To Fencepost

January 17, 2014

in Poetry

by Gary L. Whited

Gary Whited,

A poem by Gary Whited, Boston area poet, philosopher and psychotherapist, who grew up on a ranch in Montana.

He reads from his new book, Having Listened, this Sunday, January 19, 2pm at the main branch of the Brookline Library in Brookline Village.

To Fencepost

It knew my breath
and knew my cheek.
It was yesterday,

a long time ago,
when I stood alone
next to any old fencepost

and waited before I knew
I was beginning
a practice of listening to what stands still

a long time.
Today, standing anyplace,
that yearning might come

for a way in
to where fenceposts stay without ceasing,
each one a priest of stillness.

Any day this is so––
on a hillside where wind trembles the grass
stands a quiet gray weathered post,

crust of golden lichen
on the shadowed side.

A boy leaning against the post watching the prairie, listening closely to what it offers, frames the beginning.

Yesterday and a long time ago fuse together, an emblem of the collectively broad and narrow distance traversed to intimately vivid memories.

And then, after the immediacy and intimacy of breathing on and leaning against the post that stands so close, the poem declares that it really is any old fencepost that shapes the memory, not a particular one, potentially stretching that intimacy across a line of posts as far as the eye can see.


There emerges subsequently a crafty ambiguity whose meaning works both ways:”I was beginning / a practice of listening to what stands still / a long time.” The first meaning, of listening to something that stands still a long time weaves together with a practice of listening that goes on for a long time, the two polar meanings twisting together into a single shimmering uncertainty, both of them plausible, and perhaps most significant when taken together.

The wisdom learned early on now gets applied to standing anyplace with a yearningfor a way in, and, with a slightly altered description of their durability, notes where fenceposts stay without ceasing.
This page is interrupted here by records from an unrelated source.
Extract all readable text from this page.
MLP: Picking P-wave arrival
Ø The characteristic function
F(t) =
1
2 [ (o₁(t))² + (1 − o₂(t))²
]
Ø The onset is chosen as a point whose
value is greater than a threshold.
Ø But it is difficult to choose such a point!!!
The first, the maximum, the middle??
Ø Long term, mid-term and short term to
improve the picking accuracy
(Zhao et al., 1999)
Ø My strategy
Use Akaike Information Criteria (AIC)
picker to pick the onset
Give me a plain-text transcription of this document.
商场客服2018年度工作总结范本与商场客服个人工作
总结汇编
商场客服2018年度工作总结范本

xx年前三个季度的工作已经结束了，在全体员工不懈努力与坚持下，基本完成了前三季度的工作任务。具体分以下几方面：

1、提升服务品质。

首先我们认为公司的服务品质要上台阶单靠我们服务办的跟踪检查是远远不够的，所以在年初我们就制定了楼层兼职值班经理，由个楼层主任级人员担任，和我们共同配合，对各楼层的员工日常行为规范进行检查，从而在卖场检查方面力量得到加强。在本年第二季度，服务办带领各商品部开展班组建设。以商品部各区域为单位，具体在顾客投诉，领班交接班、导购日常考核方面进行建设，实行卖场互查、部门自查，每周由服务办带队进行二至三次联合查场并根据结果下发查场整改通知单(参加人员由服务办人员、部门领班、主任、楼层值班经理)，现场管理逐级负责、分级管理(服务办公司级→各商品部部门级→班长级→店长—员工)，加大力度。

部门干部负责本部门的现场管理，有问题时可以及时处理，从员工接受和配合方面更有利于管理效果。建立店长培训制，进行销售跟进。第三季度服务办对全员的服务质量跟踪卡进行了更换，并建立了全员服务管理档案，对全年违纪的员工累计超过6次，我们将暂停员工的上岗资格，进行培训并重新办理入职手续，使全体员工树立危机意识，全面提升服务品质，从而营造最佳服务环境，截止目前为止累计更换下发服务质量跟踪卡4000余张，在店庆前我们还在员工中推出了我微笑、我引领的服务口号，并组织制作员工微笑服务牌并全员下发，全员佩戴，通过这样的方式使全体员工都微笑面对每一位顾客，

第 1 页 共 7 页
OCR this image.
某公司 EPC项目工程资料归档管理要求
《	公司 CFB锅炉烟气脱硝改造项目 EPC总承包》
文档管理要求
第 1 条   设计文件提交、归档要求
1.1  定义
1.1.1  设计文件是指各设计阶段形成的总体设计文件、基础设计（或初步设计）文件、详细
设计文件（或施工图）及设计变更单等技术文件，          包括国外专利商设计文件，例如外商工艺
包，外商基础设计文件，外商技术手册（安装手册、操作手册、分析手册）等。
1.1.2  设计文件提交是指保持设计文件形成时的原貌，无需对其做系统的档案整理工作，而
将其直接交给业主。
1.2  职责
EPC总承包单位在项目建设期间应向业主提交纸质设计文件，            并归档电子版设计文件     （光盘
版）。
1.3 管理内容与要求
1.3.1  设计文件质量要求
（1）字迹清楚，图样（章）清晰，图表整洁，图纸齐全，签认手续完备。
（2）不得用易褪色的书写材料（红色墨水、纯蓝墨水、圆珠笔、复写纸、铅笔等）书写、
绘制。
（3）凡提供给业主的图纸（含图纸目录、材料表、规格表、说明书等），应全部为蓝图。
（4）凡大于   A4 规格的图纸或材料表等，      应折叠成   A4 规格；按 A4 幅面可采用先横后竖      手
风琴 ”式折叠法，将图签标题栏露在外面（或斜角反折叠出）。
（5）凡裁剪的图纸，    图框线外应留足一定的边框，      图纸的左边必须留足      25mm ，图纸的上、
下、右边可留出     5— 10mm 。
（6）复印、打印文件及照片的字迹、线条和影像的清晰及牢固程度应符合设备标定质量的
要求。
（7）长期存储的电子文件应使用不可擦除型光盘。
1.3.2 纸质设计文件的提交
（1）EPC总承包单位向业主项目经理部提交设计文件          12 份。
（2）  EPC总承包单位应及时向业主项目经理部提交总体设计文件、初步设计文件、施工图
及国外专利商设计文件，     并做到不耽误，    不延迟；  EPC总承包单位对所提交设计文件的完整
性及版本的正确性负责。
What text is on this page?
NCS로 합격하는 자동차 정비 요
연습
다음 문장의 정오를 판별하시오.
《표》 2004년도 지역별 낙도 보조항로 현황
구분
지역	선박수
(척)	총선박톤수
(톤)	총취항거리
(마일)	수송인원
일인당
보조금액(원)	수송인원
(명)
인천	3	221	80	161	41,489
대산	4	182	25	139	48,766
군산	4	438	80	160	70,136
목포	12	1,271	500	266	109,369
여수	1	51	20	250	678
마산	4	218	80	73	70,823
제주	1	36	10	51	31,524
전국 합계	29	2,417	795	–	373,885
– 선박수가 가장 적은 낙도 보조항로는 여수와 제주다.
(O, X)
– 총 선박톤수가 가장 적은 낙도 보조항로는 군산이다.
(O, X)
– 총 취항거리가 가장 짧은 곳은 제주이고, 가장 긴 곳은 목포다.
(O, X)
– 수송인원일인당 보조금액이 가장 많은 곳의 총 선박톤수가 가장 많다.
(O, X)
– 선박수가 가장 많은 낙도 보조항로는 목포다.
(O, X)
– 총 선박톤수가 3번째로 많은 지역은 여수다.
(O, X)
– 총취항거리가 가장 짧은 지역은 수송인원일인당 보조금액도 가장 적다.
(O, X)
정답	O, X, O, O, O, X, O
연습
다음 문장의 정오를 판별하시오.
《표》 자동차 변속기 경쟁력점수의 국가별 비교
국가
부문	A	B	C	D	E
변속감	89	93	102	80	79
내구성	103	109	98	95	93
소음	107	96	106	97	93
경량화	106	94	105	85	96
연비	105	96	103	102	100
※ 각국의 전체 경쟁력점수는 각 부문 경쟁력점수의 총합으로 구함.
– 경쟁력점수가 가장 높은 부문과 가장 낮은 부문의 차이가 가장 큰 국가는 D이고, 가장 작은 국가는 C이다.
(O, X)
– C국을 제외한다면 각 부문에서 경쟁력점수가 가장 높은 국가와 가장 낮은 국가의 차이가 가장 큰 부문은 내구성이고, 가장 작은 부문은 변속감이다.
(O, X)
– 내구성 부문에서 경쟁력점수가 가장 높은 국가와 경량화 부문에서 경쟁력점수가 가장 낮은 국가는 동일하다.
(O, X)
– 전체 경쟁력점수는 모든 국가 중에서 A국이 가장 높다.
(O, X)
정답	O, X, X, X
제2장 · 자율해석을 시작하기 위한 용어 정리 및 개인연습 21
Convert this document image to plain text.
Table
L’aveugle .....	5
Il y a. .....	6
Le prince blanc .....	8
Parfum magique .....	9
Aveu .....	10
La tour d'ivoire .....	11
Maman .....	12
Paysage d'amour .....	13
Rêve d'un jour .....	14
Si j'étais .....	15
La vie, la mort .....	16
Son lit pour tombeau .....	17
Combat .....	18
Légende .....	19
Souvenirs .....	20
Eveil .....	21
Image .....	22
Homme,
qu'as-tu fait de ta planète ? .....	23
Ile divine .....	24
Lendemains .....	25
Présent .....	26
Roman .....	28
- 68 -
Whereas those fenceposts of childhood stood still for a long time, now it appears there is a touch of the eternal about them and each is a priest of stillness. The poem calls to the intimate, vividly physical, lessons of youth and brings now a framing that has quietly religious overtones and an oblique noting of the relation between that which endures a long time and that which does not cease.

Gary Whited with his grandson

Gary Whited with his grandson

Lest the poem become too ponderous with its developed meditation on the relation between time and eternity, it returns, in its coda, to color, life and the ephemeral, pointing out the “crust of golden lichen / glowing / on the shadowed side ” of the “quiet gray weathered post.”

It is a momentary reminder of that movement of breath and cheek from childhood, a intimate engagement between living lichen and plucked tree post, a little dance between long quiet attention given to long-standing things, and the vitally deliberate engagement which finds a place to settle upon them, then rises up, robustly alive, in clear air and full sunlight.